I wonder sometimes what life would be like if I had induced labor with Gabriel early, within the first month that he was diagnosed with his fatal defect. Would Ben and I have tried for another baby right away, and would it have happened for us? Would I be holding that baby in my arms right now? Would he still have checked out on me, or has he checked out on me to punish me for following my own conscience and never worrying too much about what he wanted. Because I really didn't. I knew what I wanted to do -- what I was compelled to do, really -- with Gabriel, and Ben was welcome to come along with us, and I hoped that he would, and I hoped that he would also feel it was right, and I hoped that he would take the opportunity to love and bond with Gabriel, but if he didn't, I still would have kept my baby and given him every opportunity to survive. Even now, as my heart is breaking, I do not regret the journey with Gabriel, and I know I never will.
Besides the obvious moral reasons for keeping Gabriel, I knew that carrying Gabriel to term might be my only opportunity to carry and deliver a child of my own. I didn't forsee a split with Ben, I just learned a hard lesson about not taking anything for granted, and I wouldn't take for granted that I would be able to get pregnant again. Indeed, among the hopes and dreams that I had for my future with Ben was more brothers and sisters for Gabriel, in particular, a sister who I have already named, who I can see clearly in my head. I wonder now how much of that was just my mind's desparate attempt to sustain me in my grief. I don't take for granted that I will be able to have my marriage annulled, that even if I do I will ever find someone again (it seemed like such a miracle when I found Ben), and that even if I do, that I will ever have children again. I hope and pray that I will, but I hoped and prayed that Ben and I would survive this, that we wouldn't be another one of the statistics that people are always trying to soothe me with, and that wasn't enough. Yes, yes, I know that the odds of surviving the loss of our son were not in our favor. But that is of no comfort now. We are not just a number. We are Ben and Andrea, and we loved each other very much, once.

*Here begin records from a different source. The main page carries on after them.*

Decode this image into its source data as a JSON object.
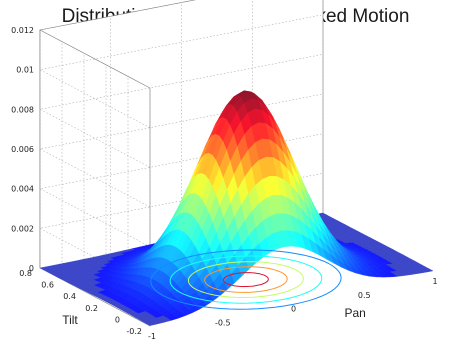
{
  "chart_data": {
    "type": "surface",
    "title": "Distribution of Pan/Tilt for Tracked Motion",
    "xlabel": "Pan",
    "ylabel": "Tilt",
    "zlabel": "",
    "x_range": [
      -1,
      1
    ],
    "y_range": [
      -0.2,
      0.8
    ],
    "z_range": [
      0,
      0.012
    ],
    "x_ticks": [
      "-1",
      "-0.5",
      "0",
      "0.5",
      "1"
    ],
    "y_ticks": [
      "-0.2",
      "0",
      "0.2",
      "0.4",
      "0.6",
      "0.8"
    ],
    "z_ticks": [
      "0",
      "0.002",
      "0.004",
      "0.006",
      "0.008",
      "0.01",
      "0.012"
    ],
    "grid": true,
    "colormap": "jet",
    "floor_contours": true,
    "peak": {
      "pan": -0.05,
      "tilt": 0.15,
      "value": 0.0095
    },
    "spread": {
      "pan_sigma": 0.3,
      "tilt_sigma": 0.22
    },
    "colors": {
      "floor": "#3c46c8",
      "wall": "#ffffff",
      "grid": "#9a9a9a"
    }
  }
}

I want to hate Ben. I am angry that he won't try. I am angry that he is abandoning me. I am angry that I must lose my husband, after I have already had to say goodbye to my son. I am deeply wounded by his complacency, and the ease with which he would tell me, "It's over." I know that he is somewhere on this day, this anniversary of our first date, ironically stewing in his own misery and gin, and I hope that the day comes soon that he realizes that he let something and someone very special get away -- that he LET it happen. That he didn't just let it happen, that he pushed and pushed and pushed me and even as I resisted he pushed even harder.
In the early weeks after Gabriel's diagnosis, Ben drank heavily. One evening I wrote a letter to him, telling him that drinking would not heal the hole in our son's head. Even now, no amount of drinking will bring our son back from the dead. But the amount of love I have for my child couldn't heal him either. It can't bring him back. It can't save us now. Sometimes you win. Sometimes you lose. Sometimes, love just ain't enough.